If implemented as planned, it will see the integration of local economic activity in the district development model, further linking local infrastructure to industrial policy.

“In addition to new transmission lines for our electricity, among other things, this means preferential electricity tariffs for ferrochrome, manganese and steel. We will fast-track the Transmission Development Plan to install 14,500km of grid,” Ramaphosa said.

He revealed that the NEC also resolved that the fourth intervention must be to enhance the state’s capacity to manage major projects.

“This is to address infrastructure delays due to weak capacity and fragmented co-ordination in making projects bankable and reaching the stage of completion. We will professionalise the project management cadre, establish a cross-government co-ordination unit and ringfence catalytic projects,” he said.

The ANC NEC highlighted the driving of local economic development and infrastructure as their fifth task, from which the party says they will also target labour activation initiatives and public employment.
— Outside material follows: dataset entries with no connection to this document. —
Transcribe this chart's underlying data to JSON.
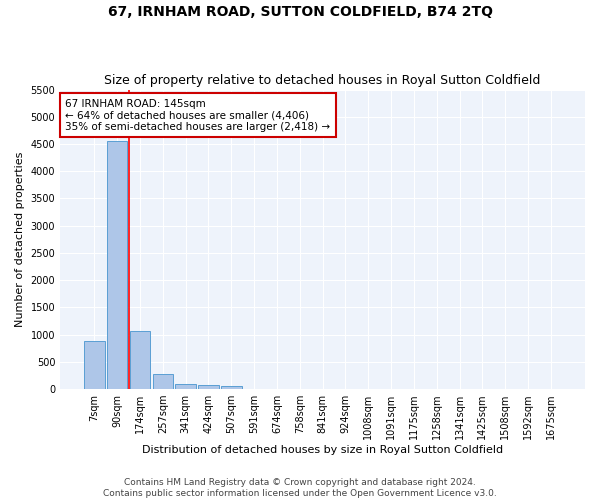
{
  "title": "67, IRNHAM ROAD, SUTTON COLDFIELD, B74 2TQ",
  "subtitle": "Size of property relative to detached houses in Royal Sutton Coldfield",
  "xlabel": "Distribution of detached houses by size in Royal Sutton Coldfield",
  "ylabel": "Number of detached properties",
  "footer_line1": "Contains HM Land Registry data © Crown copyright and database right 2024.",
  "footer_line2": "Contains public sector information licensed under the Open Government Licence v3.0.",
  "annotation_title": "67 IRNHAM ROAD: 145sqm",
  "annotation_line2": "← 64% of detached houses are smaller (4,406)",
  "annotation_line3": "35% of semi-detached houses are larger (2,418) →",
  "bar_color": "#aec6e8",
  "bar_edge_color": "#5a9fd4",
  "red_line_x": 1.5,
  "categories": [
    "7sqm",
    "90sqm",
    "174sqm",
    "257sqm",
    "341sqm",
    "424sqm",
    "507sqm",
    "591sqm",
    "674sqm",
    "758sqm",
    "841sqm",
    "924sqm",
    "1008sqm",
    "1091sqm",
    "1175sqm",
    "1258sqm",
    "1341sqm",
    "1425sqm",
    "1508sqm",
    "1592sqm",
    "1675sqm"
  ],
  "values": [
    880,
    4560,
    1060,
    285,
    85,
    70,
    50,
    0,
    0,
    0,
    0,
    0,
    0,
    0,
    0,
    0,
    0,
    0,
    0,
    0,
    0
  ],
  "ylim": [
    0,
    5500
  ],
  "yticks": [
    0,
    500,
    1000,
    1500,
    2000,
    2500,
    3000,
    3500,
    4000,
    4500,
    5000,
    5500
  ],
  "background_color": "#eef3fb",
  "grid_color": "#ffffff",
  "annotation_box_color": "#ffffff",
  "annotation_box_edge_color": "#cc0000",
  "title_fontsize": 10,
  "subtitle_fontsize": 9,
  "axis_label_fontsize": 8,
  "tick_fontsize": 7,
  "annotation_fontsize": 7.5,
  "footer_fontsize": 6.5
}
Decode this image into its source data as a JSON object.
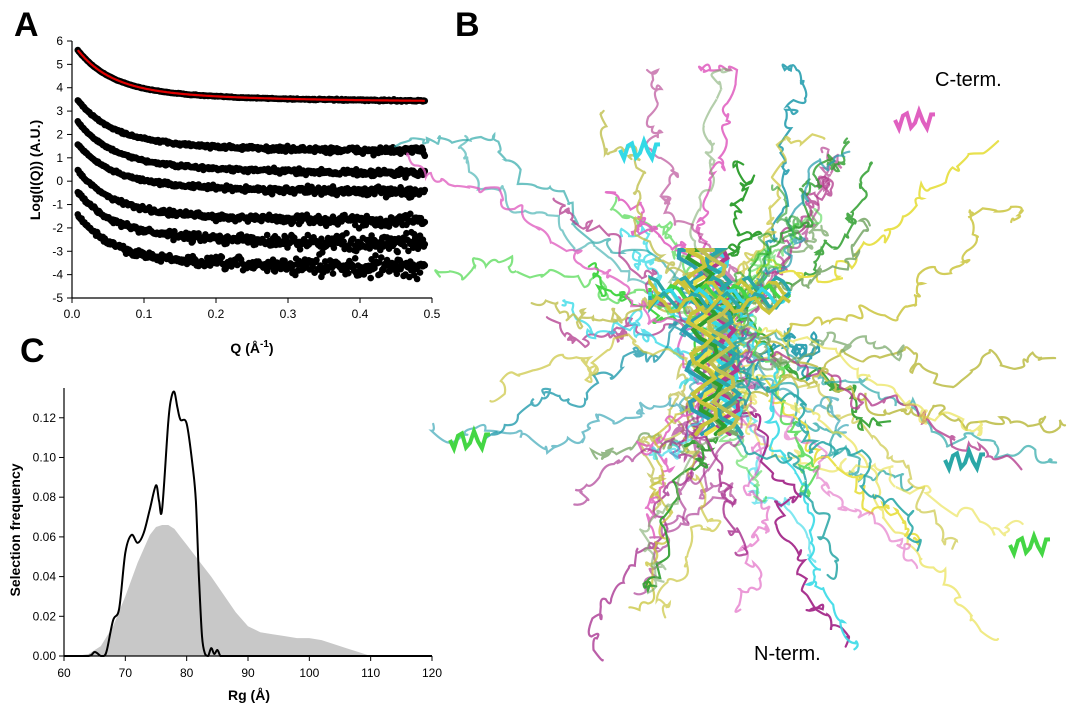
{
  "figure": {
    "panel_a_letter": "A",
    "panel_b_letter": "B",
    "panel_c_letter": "C",
    "c_term_label": "C-term.",
    "n_term_label": "N-term."
  },
  "chart_data": [
    {
      "panel": "A",
      "type": "scatter",
      "title": "",
      "xlabel": "Q (Å",
      "xlabel_sup": "-1",
      "xlabel_close": ")",
      "ylabel": "Log(I(Q)) (A.U.)",
      "xlim": [
        0.0,
        0.5
      ],
      "ylim": [
        -5,
        6
      ],
      "xticks": [
        "0.0",
        "0.1",
        "0.2",
        "0.3",
        "0.4",
        "0.5"
      ],
      "yticks": [
        "-5",
        "-4",
        "-3",
        "-2",
        "-1",
        "0",
        "1",
        "2",
        "3",
        "4",
        "5",
        "6"
      ],
      "grid": false,
      "series": [
        {
          "x0": 0.008,
          "x1": 0.49,
          "start": 5.95,
          "plateau": 3.4,
          "decay": 0.045,
          "noise": 0.02,
          "color": "#000000",
          "fit_color": "#e00000",
          "fit": true
        },
        {
          "x0": 0.008,
          "x1": 0.49,
          "start": 3.8,
          "plateau": 1.25,
          "decay": 0.045,
          "noise": 0.08
        },
        {
          "x0": 0.008,
          "x1": 0.49,
          "start": 2.9,
          "plateau": 0.3,
          "decay": 0.045,
          "noise": 0.08
        },
        {
          "x0": 0.008,
          "x1": 0.49,
          "start": 1.9,
          "plateau": -0.5,
          "decay": 0.045,
          "noise": 0.1
        },
        {
          "x0": 0.008,
          "x1": 0.49,
          "start": 0.8,
          "plateau": -1.75,
          "decay": 0.045,
          "noise": 0.14
        },
        {
          "x0": 0.008,
          "x1": 0.49,
          "start": -0.1,
          "plateau": -2.7,
          "decay": 0.045,
          "noise": 0.2
        },
        {
          "x0": 0.008,
          "x1": 0.49,
          "start": -1.1,
          "plateau": -3.75,
          "decay": 0.045,
          "noise": 0.25
        }
      ]
    },
    {
      "panel": "C",
      "type": "area",
      "title": "",
      "xlabel": "Rg (Å)",
      "ylabel": "Selection frequency",
      "xlim": [
        60,
        120
      ],
      "ylim": [
        0,
        0.135
      ],
      "xticks": [
        "60",
        "70",
        "80",
        "90",
        "100",
        "110",
        "120"
      ],
      "yticks": [
        "0.00",
        "0.02",
        "0.04",
        "0.06",
        "0.08",
        "0.10",
        "0.12"
      ],
      "grid": false,
      "series": [
        {
          "style": "filled-gray",
          "x": [
            62,
            64,
            66,
            68,
            70,
            72,
            74,
            75,
            76,
            77,
            78,
            79,
            80,
            82,
            84,
            86,
            88,
            90,
            92,
            94,
            96,
            98,
            100,
            102,
            104,
            106,
            108,
            110
          ],
          "y": [
            0.0,
            0.001,
            0.005,
            0.015,
            0.03,
            0.047,
            0.061,
            0.065,
            0.066,
            0.066,
            0.064,
            0.06,
            0.056,
            0.048,
            0.04,
            0.031,
            0.022,
            0.015,
            0.012,
            0.011,
            0.01,
            0.009,
            0.009,
            0.008,
            0.006,
            0.004,
            0.002,
            0.0
          ]
        },
        {
          "style": "black-line",
          "x": [
            60,
            64,
            65,
            66,
            66.5,
            67,
            68,
            69,
            70,
            71,
            72,
            73,
            74,
            75,
            75.5,
            76,
            77,
            77.5,
            78,
            78.5,
            79,
            80,
            81,
            81.5,
            82,
            82.5,
            83,
            83.5,
            84,
            84.5,
            85,
            85.5,
            86,
            90,
            100,
            110,
            120
          ],
          "y": [
            0.0,
            0.0,
            0.002,
            0.0,
            0.0,
            0.003,
            0.018,
            0.024,
            0.052,
            0.061,
            0.057,
            0.062,
            0.074,
            0.086,
            0.078,
            0.074,
            0.118,
            0.13,
            0.133,
            0.125,
            0.119,
            0.117,
            0.095,
            0.078,
            0.04,
            0.01,
            0.001,
            0.0,
            0.004,
            0.001,
            0.003,
            0.0,
            0.0,
            0.0,
            0.0,
            0.0,
            0.0
          ]
        }
      ]
    }
  ],
  "ensemble": {
    "colors": [
      "#2a9fb0",
      "#2aa7a7",
      "#a8328f",
      "#b23a8c",
      "#c9c43a",
      "#e8e04a",
      "#2e9e2e",
      "#44d644",
      "#7aa86a",
      "#e060c0",
      "#33d9e6",
      "#c0c050"
    ]
  }
}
“This requires a massive scale-up of the Presidential Employment Stimulus and other public employment programmes. Importantly, it will include reskilling for industrial sectors and expanding artisan and apprenticeship pipelines.”

The president said the NEC agreed on expanding support to small, medium and micro enterprises through investment by development finance institutions.

“In particular, concessional finance and market access for SMMEs should be expanded. Development finance institutions will be transformed into catalytic investors.”

The eighth intervention sought by the NEC is to enable the growth of provincial economies outside the main economic centres.

Ramaphosa explained that this would include the revitalisation of industrial parks with localisation targets, aligning these with special economic zones and corridor planning. The focus will be on labour-absorptive sectors, such as agro-processing, light manufacturing, cannabis and textiles.

Lastly, the NEC resolved to focus on effective budgeting and macroeconomic co-ordination.

“We will develop a sustainable budget negotiation strategy in the context of the government of national unity [GNU]. We will align fiscal, monetary, trade and industrial policy, and mobilise development finance institutions and pension funds for productive investment. In the course of this, we will craft innovative financing mechanisms and processes that will enable us to fund the key catalytic infrastructure projects.”

This element comes in as a crucial intervention coming from a disastrous budgeting process, which almost saw the collapse of the governing coalition earlier this year. The contentious budget priority differences and political party ideological leanings saw the finance minister presenting budgets that partners were not happy with, which were eventually passed on the third attempt.

However, the president and his cohort believe that these 10 interventions align with and support the work under way in all spheres of government.

The ANC will have the task of convincing its coalition partners in the GNU to back their vision and adopt these interventions as part of the government policy and programme.